Bence ezeli bir düşman kazanmış bir
nedenle geçmişin faturasını hala çekiyoruz.

Belki bu acı kader ikimizin aşkı ile son
bulacak ama ikimizde çok yorulacağız. Yine de son bulacak bence rüyaya girdiyse
bu sona erecek demektir.

Sevdam üzülmemelisin. İnan ki ben seni
kendim olarak içimde yaşıyorum. Bir an kadar bile olsa seninle geçireceğim vaktin
hayalini tutuyorum, bekliyorum. Bu sevgim seni koruduğu gibi beni de yanlış
yapmaktan uzak tutuyor daha tutarlı oluyorum.
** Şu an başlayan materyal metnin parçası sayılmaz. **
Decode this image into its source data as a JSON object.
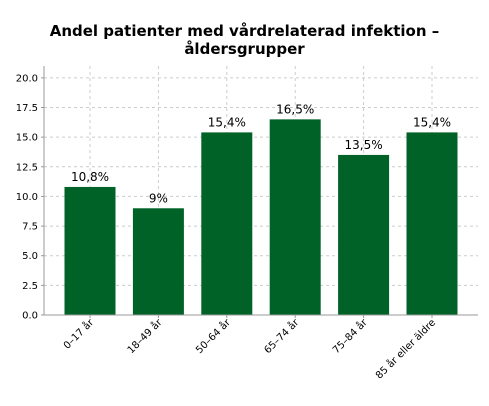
{
  "chart_data": {
    "type": "bar",
    "title_lines": [
      "Andel patienter  med vårdrelaterad infektion –",
      "åldersgrupper"
    ],
    "categories": [
      "0–17 år",
      "18–49 år",
      "50–64 år",
      "65–74 år",
      "75–84 år",
      "85 år eller äldre"
    ],
    "values": [
      10.8,
      9,
      15.4,
      16.5,
      13.5,
      15.4
    ],
    "data_labels": [
      "10,8%",
      "9%",
      "15,4%",
      "16,5%",
      "13,5%",
      "15,4%"
    ],
    "yticks": [
      "0.0",
      "2.5",
      "5.0",
      "7.5",
      "10.0",
      "12.5",
      "15.0",
      "17.5",
      "20.0"
    ],
    "ylim": [
      0,
      21
    ],
    "xlabel": "",
    "ylabel": "",
    "grid": true,
    "bar_color": "#006227",
    "grid_color": "#cccccc",
    "axis_color": "#999999"
  }
}
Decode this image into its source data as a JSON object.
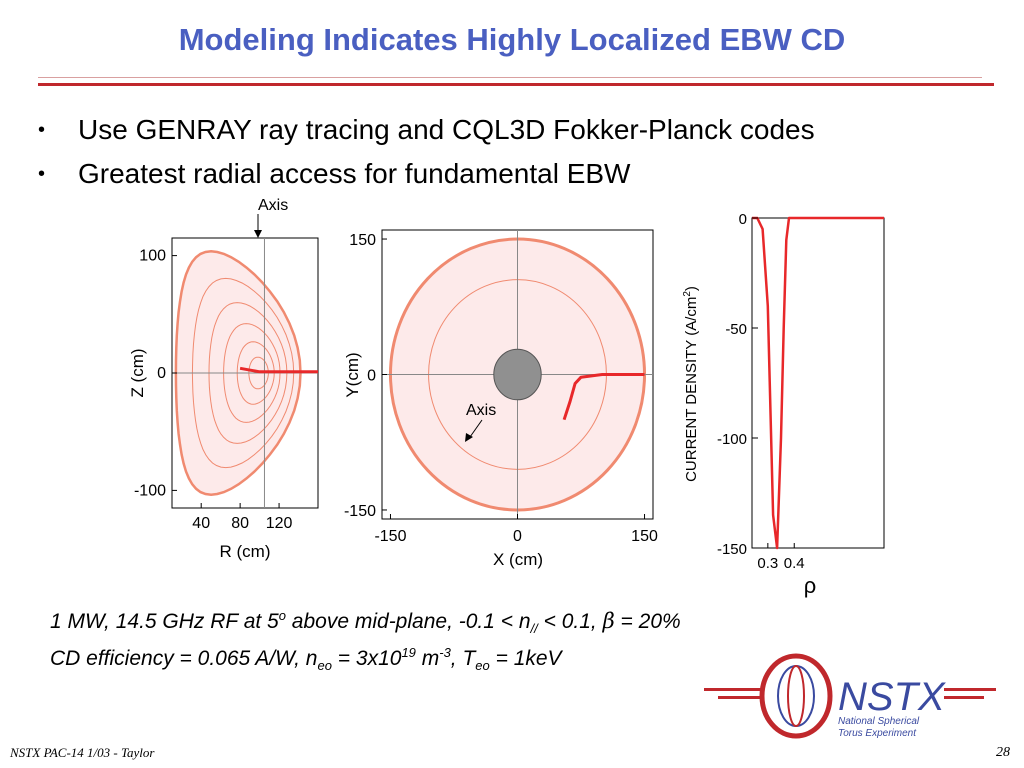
{
  "slide": {
    "title": "Modeling Indicates Highly Localized EBW CD",
    "bullets": [
      "Use GENRAY ray tracing and CQL3D Fokker-Planck codes",
      "Greatest radial access for fundamental EBW"
    ],
    "caption1": {
      "part1": "1 MW, 14.5 GHz RF at 5",
      "sup1": "o",
      "part2": " above mid-plane, -0.1 < n",
      "sub1": "//",
      "part3": " < 0.1, ",
      "beta": "β",
      "part4": " = 20%"
    },
    "caption2": {
      "part1": "CD efficiency = 0.065 A/W, n",
      "sub1": "eo",
      "part2": " = 3x10",
      "sup1": "19",
      "part3": " m",
      "sup2": "-3",
      "part4": ", T",
      "sub2": "eo",
      "part5": " = 1keV"
    },
    "footer_left": "NSTX PAC-14 1/03 - Taylor",
    "page_number": "28"
  },
  "logo": {
    "name": "NSTX",
    "line1": "National Spherical",
    "line2": "Torus Experiment",
    "color": "#c0282c",
    "accent": "#3a4aa0"
  },
  "chart_data": [
    {
      "type": "line",
      "panel": "poloidal",
      "annotation": "Axis",
      "xlabel": "R (cm)",
      "ylabel": "Z (cm)",
      "xticks": [
        "40",
        "80",
        "120"
      ],
      "yticks": [
        "100",
        "0",
        "-100"
      ],
      "xlim": [
        10,
        160
      ],
      "ylim": [
        -115,
        115
      ],
      "series": [
        {
          "values": [
            [
              80,
              4
            ],
            [
              100,
              1
            ],
            [
              140,
              1
            ],
            [
              160,
              1
            ]
          ]
        }
      ]
    },
    {
      "type": "line",
      "panel": "toroidal",
      "annotation": "Axis",
      "xlabel": "X (cm)",
      "ylabel": "Y(cm)",
      "xticks": [
        "-150",
        "0",
        "150"
      ],
      "yticks": [
        "150",
        "0",
        "-150"
      ],
      "xlim": [
        -160,
        160
      ],
      "ylim": [
        -160,
        160
      ],
      "series": [
        {
          "values": [
            [
              55,
              -50
            ],
            [
              62,
              -30
            ],
            [
              68,
              -10
            ],
            [
              75,
              -3
            ],
            [
              100,
              0
            ],
            [
              150,
              0
            ]
          ]
        }
      ]
    },
    {
      "type": "line",
      "panel": "current-density",
      "xlabel": "ρ",
      "ylabel": "CURRENT DENSITY (A/cm",
      "ylabel_sup": "2",
      "ylabel_end": ")",
      "xticks": [
        "0.3",
        "0.4"
      ],
      "yticks": [
        "0",
        "-50",
        "-100",
        "-150"
      ],
      "xlim": [
        0.24,
        0.74
      ],
      "ylim": [
        -150,
        0
      ],
      "series": [
        {
          "values": [
            [
              0.24,
              0
            ],
            [
              0.26,
              0
            ],
            [
              0.28,
              -5
            ],
            [
              0.3,
              -40
            ],
            [
              0.32,
              -135
            ],
            [
              0.335,
              -150
            ],
            [
              0.35,
              -100
            ],
            [
              0.36,
              -50
            ],
            [
              0.37,
              -10
            ],
            [
              0.38,
              0
            ],
            [
              0.74,
              0
            ]
          ]
        }
      ]
    }
  ]
}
Bizi biz yapan ve bir bütün olmamızı hak
etmemiz çok acı çektiğimizdendir. Günahsız ve iffetimizle beraber ağladığımız
günler, sızlandığımız vakitler hakkı için verir Rabbim. İnsanların anlayamayacağı
bir şekilde  dıştan görünmeyen  iç
yangınımız hakkı için biz olabildik…inşallah.

Hiçbir şeye üzülme desem de, düşünüyorum
elimde değil…Rabbim bir çıkar yol verir mi bu derdin dermanına…sonuçta onun
emanetindeyiz. Yine de umut…etmeliyiz…değil mi?

Biliyorum Allah Teâlâ’yı bilen  O’nu sever,
bilgisi kuvvetlendikçe sevgisi de artar. Bu kuvvetli sevgi aşk halini
alır. Bu sebeple Arablar, Efendimizi Hira mağarasında ibâdette gördükleri
zaman, «Muhammed, Rabbisine aşık oldu» dediler. Bize de bir şeyler desinler, sorun değil. 

Kendimi bildim bileli bende sana aşık oldum.

Bugün mektubunu defalarca okudum… senin
için tek bir sözüm var.

Sen benim tanrımsın başka sözü layık
göremiyorum. Seni anlatmaya övmeye, sevmeye…diller kafi değil…

Kalbini meşgul eden şeylerim var ya, uzun
zamandır onlardan bi-haberim. Ancak bir şey söylemeliyim yine de, bugüne kadar
söylediğim hakikatlerin en hakikati  ve bu en doğru olanı, kalbimin sağında solunda kırıntı halinde kalmış senden gayri hiç bir düşünce ve alaka yok
artık. Dahası şimdi izlerini bile sildin…hiç bir şey bırakmadın…nasıl bir
şey olduğunu ben yaşamasam sana anlatmam imkansız bir hal bu.

Senden duyduğum bu kadar içten sevginin
karşısında o kadar mahcubum ki, üzüldüğümüz günler aklıma geliyor da neden diye
kendime bir daha kızıyorum.

Sen şu varlık âleminde sevilmek için
yaratılmış veya sevmenin en güzelini bilen tanrımsın.

Yüce bir vasıfla beni öyle seviyorsun ki
karşılıksız ve ihsanın sonsuz.

Ne demeli nasıl demeli, bu denli sözler
için…diyorum bir can vermeli minik bir kuş gibi ellerine düşmeli.  

Sevdam!

Koruyucum güzel meleğim!

Sen benim dünya ve ahiretteki kanatlarım
gibisin. Beni ulaşamayacağım yerlere mekânlara taşıyorsun daima. Büyükler derler ki
sevdiklerine “gönlümün matkabısın”

Sana ilginç gelebilir. Matkap yol açan demek,
en sert şeyi açan delip sıkıntıyı gideren, ona ferahlık veren, öylece düşün…delen
delici gibi değil.

Aşkım söz bitmez…zamanı biraz sana da
bırakayım. Ayrılasım yok aslında…ben ayrılmadan yine de seninleyim. İki kızıl
yanağından ve dudağından doya doya öpüyorum.